Find the equation \(y=\beta_0+\beta_1 x\) of the leastsquares line that best fits the given data points.

  1. \((-1,0),(0,1),(1,2),(2,4)\)
  2. \((2,3),(3,2),(5,1),(6,0)\)
 
  1. The least-squares line \(y=\beta_0+\beta_1 x\) is thus \(y=1.1+1.3 x\).
  2. The least-squares line \(y=\beta_0+\beta_1 x\) is thus \(y=4.3-.7 x\).

Exercise 10 (6.6.7)

A certain experiment produces the data \((1,1.8),(2,2.7)\), \((3,3.4),(4,3.8),(5,3.9)\). Describe the model that produces a least-squares fit of these points by a function of the form \(y=\beta_1 x+\beta_2 x^2\) Such a function might arise, for example, as the revenue from the sale of \(x\) units of a product, when the amount offered for sale affects the price to be set for the product.

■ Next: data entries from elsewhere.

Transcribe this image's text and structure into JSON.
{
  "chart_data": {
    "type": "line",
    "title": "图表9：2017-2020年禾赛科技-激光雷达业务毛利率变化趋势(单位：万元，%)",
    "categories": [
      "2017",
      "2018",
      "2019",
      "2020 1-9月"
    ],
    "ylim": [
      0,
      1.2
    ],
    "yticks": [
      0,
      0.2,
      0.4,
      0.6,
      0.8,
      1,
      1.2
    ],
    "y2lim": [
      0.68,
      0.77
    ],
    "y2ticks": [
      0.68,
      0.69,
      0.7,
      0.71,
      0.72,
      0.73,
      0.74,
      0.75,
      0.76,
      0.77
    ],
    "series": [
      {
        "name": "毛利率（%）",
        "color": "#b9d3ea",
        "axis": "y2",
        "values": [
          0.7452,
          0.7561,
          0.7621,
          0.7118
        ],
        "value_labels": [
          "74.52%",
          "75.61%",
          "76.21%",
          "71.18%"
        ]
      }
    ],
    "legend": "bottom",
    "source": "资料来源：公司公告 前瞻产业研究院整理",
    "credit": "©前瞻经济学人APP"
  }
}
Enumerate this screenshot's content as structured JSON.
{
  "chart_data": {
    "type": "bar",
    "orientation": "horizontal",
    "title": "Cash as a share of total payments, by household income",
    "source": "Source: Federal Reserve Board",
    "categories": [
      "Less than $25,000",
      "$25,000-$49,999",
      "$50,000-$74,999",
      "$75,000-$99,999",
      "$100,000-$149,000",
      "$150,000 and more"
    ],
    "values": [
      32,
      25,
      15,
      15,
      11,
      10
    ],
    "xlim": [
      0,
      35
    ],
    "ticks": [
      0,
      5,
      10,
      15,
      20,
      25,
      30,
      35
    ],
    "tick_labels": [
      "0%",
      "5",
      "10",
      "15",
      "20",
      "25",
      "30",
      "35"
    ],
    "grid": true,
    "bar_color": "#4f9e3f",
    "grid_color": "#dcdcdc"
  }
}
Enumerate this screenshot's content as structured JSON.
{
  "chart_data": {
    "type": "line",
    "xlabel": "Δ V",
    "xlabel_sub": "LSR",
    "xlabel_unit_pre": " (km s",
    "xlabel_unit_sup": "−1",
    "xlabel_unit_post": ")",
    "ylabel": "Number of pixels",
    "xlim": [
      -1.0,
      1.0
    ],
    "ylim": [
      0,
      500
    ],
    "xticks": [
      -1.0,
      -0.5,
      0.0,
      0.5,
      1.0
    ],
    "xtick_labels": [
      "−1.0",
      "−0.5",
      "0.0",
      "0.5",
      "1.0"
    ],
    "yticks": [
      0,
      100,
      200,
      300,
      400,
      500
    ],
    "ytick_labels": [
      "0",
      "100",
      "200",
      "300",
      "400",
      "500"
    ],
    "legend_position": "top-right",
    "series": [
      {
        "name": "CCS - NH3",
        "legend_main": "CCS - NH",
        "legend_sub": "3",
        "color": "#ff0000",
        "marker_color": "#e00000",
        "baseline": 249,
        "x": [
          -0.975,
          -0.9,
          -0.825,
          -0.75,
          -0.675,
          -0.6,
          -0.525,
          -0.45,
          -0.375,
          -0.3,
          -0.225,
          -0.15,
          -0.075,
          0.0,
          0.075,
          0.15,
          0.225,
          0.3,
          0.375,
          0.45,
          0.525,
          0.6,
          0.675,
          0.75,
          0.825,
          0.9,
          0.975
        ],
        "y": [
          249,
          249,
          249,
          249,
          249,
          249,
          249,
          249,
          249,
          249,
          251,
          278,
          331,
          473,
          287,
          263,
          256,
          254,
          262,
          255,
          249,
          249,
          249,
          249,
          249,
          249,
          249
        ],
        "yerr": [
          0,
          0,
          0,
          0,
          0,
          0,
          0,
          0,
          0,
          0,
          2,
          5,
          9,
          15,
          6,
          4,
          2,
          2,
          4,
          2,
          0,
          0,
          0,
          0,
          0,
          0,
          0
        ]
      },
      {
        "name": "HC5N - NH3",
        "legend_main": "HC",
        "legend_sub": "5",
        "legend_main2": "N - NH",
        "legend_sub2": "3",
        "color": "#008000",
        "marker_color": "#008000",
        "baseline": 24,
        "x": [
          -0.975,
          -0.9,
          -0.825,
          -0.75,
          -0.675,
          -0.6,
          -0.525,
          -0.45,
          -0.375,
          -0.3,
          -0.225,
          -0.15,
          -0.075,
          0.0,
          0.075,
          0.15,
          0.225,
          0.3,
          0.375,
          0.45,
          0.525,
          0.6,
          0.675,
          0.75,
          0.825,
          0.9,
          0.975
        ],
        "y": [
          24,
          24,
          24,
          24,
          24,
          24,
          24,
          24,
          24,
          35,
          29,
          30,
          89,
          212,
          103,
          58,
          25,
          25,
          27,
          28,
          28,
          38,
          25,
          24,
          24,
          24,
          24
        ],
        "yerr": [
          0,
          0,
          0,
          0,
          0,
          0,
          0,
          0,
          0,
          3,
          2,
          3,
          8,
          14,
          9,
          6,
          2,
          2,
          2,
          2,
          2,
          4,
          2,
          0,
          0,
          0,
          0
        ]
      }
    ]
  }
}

  1. Give the design matrix, the observation vector, and the unknown parameter vector.
  2. [M] Find the associated least-squares curve for the data.
 
  1. \(\mathbf{y}=X \beta+\epsilon\), where \(X=\left[\begin{array}{rr}1 & 1 \\ 2 & 4 \\ 3 & 9 \\ 4 & 16 \\ 5 & 25\end{array}\right], \mathbf{y}=\left[\begin{array}{l}1.8 \\ 2.7 \\ 3.4 \\ 3.8 \\ 3.9\end{array}\right], {\beta}=\left[\begin{array}{l}\beta_1 \\ \beta_2\end{array}\right]\), and \(\epsilon=\left[\begin{array}{l}\epsilon_1 \\ \epsilon_2 \\ \epsilon_3 \\ \epsilon_4 \\ \epsilon_5\end{array}\right]\)

  2. [M] One computes that (to two decimal places) \(\hat{{\beta}}=\left[\begin{array}{c}1.76 \\ -.20\end{array}\right]\), so the desired least-squares equation is \(y=1.76 x-.20 x^2\).

Exercise 11 (6.6.13)

[M] To measure the takeoff performance of an airplane, the horizontal position of the plane was measured every second, from \(t=0\) to \(t=12\). The positions (in feet) were: \(0,8.8\), \(29.9,62.0,104.7,159.1,222.0,294.5,380.4,471.1,571.7\), 686.8 , and 809.2.

  1. Find the least-squares cubic curve \(y=\beta_0+\beta_1 t+\) \(\beta_2 t^2+\beta_3 t^3\) for these data.
  2. Use the result of part (a) to estimate the velocity of the plane when \(t=4.5\) seconds.
 
  1. The desired least-squares polynomial is \(y(t)=-.8558+4.7025 t+5.5554 t^2-.0274 t^3\).
  2. The velocity \(v(t)\) is the derivative of the position function \(y(t)\), so \(v(t)=4.7025+11.1108 t-.0822 t^2\), and \(v(4.5)=53.0 \mathrm{ft} / \mathrm{sec}\).